As Perfect as It Gets

It wasn’t even all planned but my birthday today had an astonishing number of things going right. I’m still glowing.

I had the day off. No big deal. Mondays and Tuesdays are my usual weekend. So I slept late. No big deal. I go to work at 3 p.m. so seven days a week my clock radio keeps silent. The day started with a big smooch from My Beloved before she goes to work, with her saying an old family friend from Fort Smith just called to wish me a happy birthday.

I made an egg sandwich using my crusty, high-rising adaptation of a multigrain sourdough along with the first prewashed spinach the groceries have stocked in weeks, spritzed with Tabasco Chipotle. Ummmm.

Then it was time to drive to a matinee of Borat. (My best childhood birthday parties comprised 4-6 buddies, a movie and burgers at a drive-in afterward.) What a sunny day, after two days of rain.

The critics are wrong: Sacha Baron Cohen isn’t channeling Groucho so much as Chico. Also Chaplin in his leering moments. Cohen knows his antecedents, or he wouldn’t have including the spot-on reference to Oliver Hardy. Ethnic humor? No, anarchic, all these blokes. When comedy wins, we have hope.

Afterward there was enough afternoon before M.B.’s return so I baked. Little is more energizing than making doughs or batters. I set to “shuffle” CDs by Brave Combo and Kinky Friedman and danced in the kitchen.

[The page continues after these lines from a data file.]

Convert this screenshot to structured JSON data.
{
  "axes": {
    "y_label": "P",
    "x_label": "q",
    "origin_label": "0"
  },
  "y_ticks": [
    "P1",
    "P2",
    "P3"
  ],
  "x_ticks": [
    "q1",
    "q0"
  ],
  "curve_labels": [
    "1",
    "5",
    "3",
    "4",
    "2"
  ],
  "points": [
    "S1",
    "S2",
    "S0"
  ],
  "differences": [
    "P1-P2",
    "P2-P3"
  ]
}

After an errand, we ate dinner at Penguin Ed’s Barbecue. Vegetarian? So? A hearty portabello mushroom sandwich (Guys: Grilled and garlicky as always but next time, use real Swiss; processed Swiss is, well, cheesy) with home fries and baked beans. Reminds me of Porta’s in Fort Smith, nostalgia’s important on a birthday. Ohhhh.

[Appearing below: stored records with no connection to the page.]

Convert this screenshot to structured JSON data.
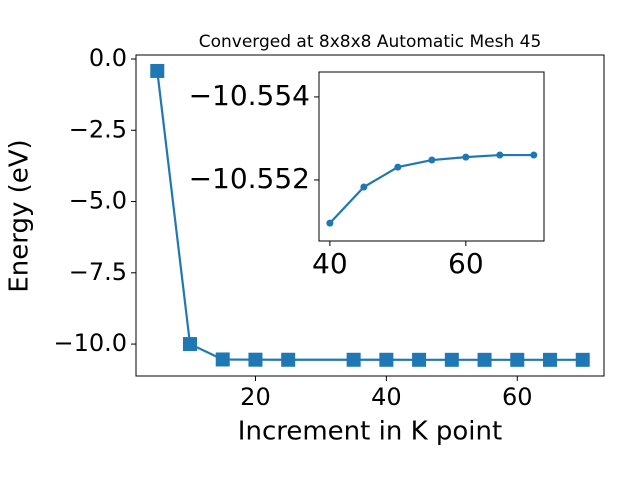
{
  "chart_data": [
    {
      "type": "line",
      "title": "Converged at 8x8x8 Automatic Mesh 45",
      "x_label": "Increment in K point",
      "y_label": "Energy (eV)",
      "x": [
        5,
        10,
        15,
        20,
        25,
        35,
        40,
        45,
        50,
        55,
        60,
        65,
        70
      ],
      "series": [
        {
          "color": "#1f77b4",
          "marker": "square",
          "values": [
            -0.42,
            -10.0,
            -10.54,
            -10.548,
            -10.55,
            -10.5505,
            -10.55096,
            -10.55183,
            -10.55231,
            -10.55248,
            -10.55255,
            -10.5526,
            -10.5526
          ]
        }
      ],
      "xlim": [
        1.75,
        73.25
      ],
      "ylim": [
        -11.12,
        0.14
      ],
      "xticks": [
        20,
        40,
        60
      ],
      "yticks": [
        {
          "value": 0,
          "label": "0.0"
        },
        {
          "value": -2.5,
          "label": "−2.5"
        },
        {
          "value": -5,
          "label": "−5.0"
        },
        {
          "value": -7.5,
          "label": "−7.5"
        },
        {
          "value": -10,
          "label": "−10.0"
        }
      ]
    },
    {
      "type": "line",
      "x": [
        40,
        45,
        50,
        55,
        60,
        65,
        70
      ],
      "series": [
        {
          "color": "#1f77b4",
          "marker": "circle",
          "values": [
            -10.55096,
            -10.55183,
            -10.55231,
            -10.55248,
            -10.55255,
            -10.5526,
            -10.5526
          ]
        }
      ],
      "xlim": [
        38.4,
        71.5
      ],
      "ylim": [
        -10.55053,
        -10.5546
      ],
      "xticks": [
        40,
        60
      ],
      "yticks": [
        {
          "value": -10.554,
          "label": "−10.554"
        },
        {
          "value": -10.552,
          "label": "−10.552"
        }
      ]
    }
  ]
}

On to UA to witness the consecration ceremony to begin a mandala sand painting by the visiting Tibetan Buddhist monks, one of whom is a throat singer. Ommmm. Auspicious for a birthday. It was so crowded the monks asked us to sit on the floor where we had been standing. Odors became prominent from the shoulder-to-shoulderness: Stale cigarettes in clothing. Stinky feet. Onion breath. But the spirituality was so uplifting, who cared?

A couple of adjacent cross-legged people must have gotten bored after a few minutes so they left. A woman on the other side pointed to my shoe. It was just some leaves stuck by mud to the sole. She went away. Afterward we saw people we knew. It’s nice on a birthday to run into friends. A party on a Monday being impractical, coincidence like this is next-best.

The timing was such that we could walk to the music hall for the last half of a concert of low-brass students. As a euphonium player who hasn’t picked up a horn in, oh, too long, this was thrilling. They were so good. My mind was full of sonority. On the walk back we saw a couple we knew from temple walking their new puppy. What a birthday.

Home for chocolate cake, herbal tea and presents from M.B. With cats sleeping on our laps we saw bits of Colbert-Leno-Letterman-Conan-Daily Show and laughed and laughed.

Later, I picked up my shoes from the doormat where I left them. Those leaves were still there, glued by, oh. Dog poop. Did the fellow mandala witnesses move off because? Humiliation. But.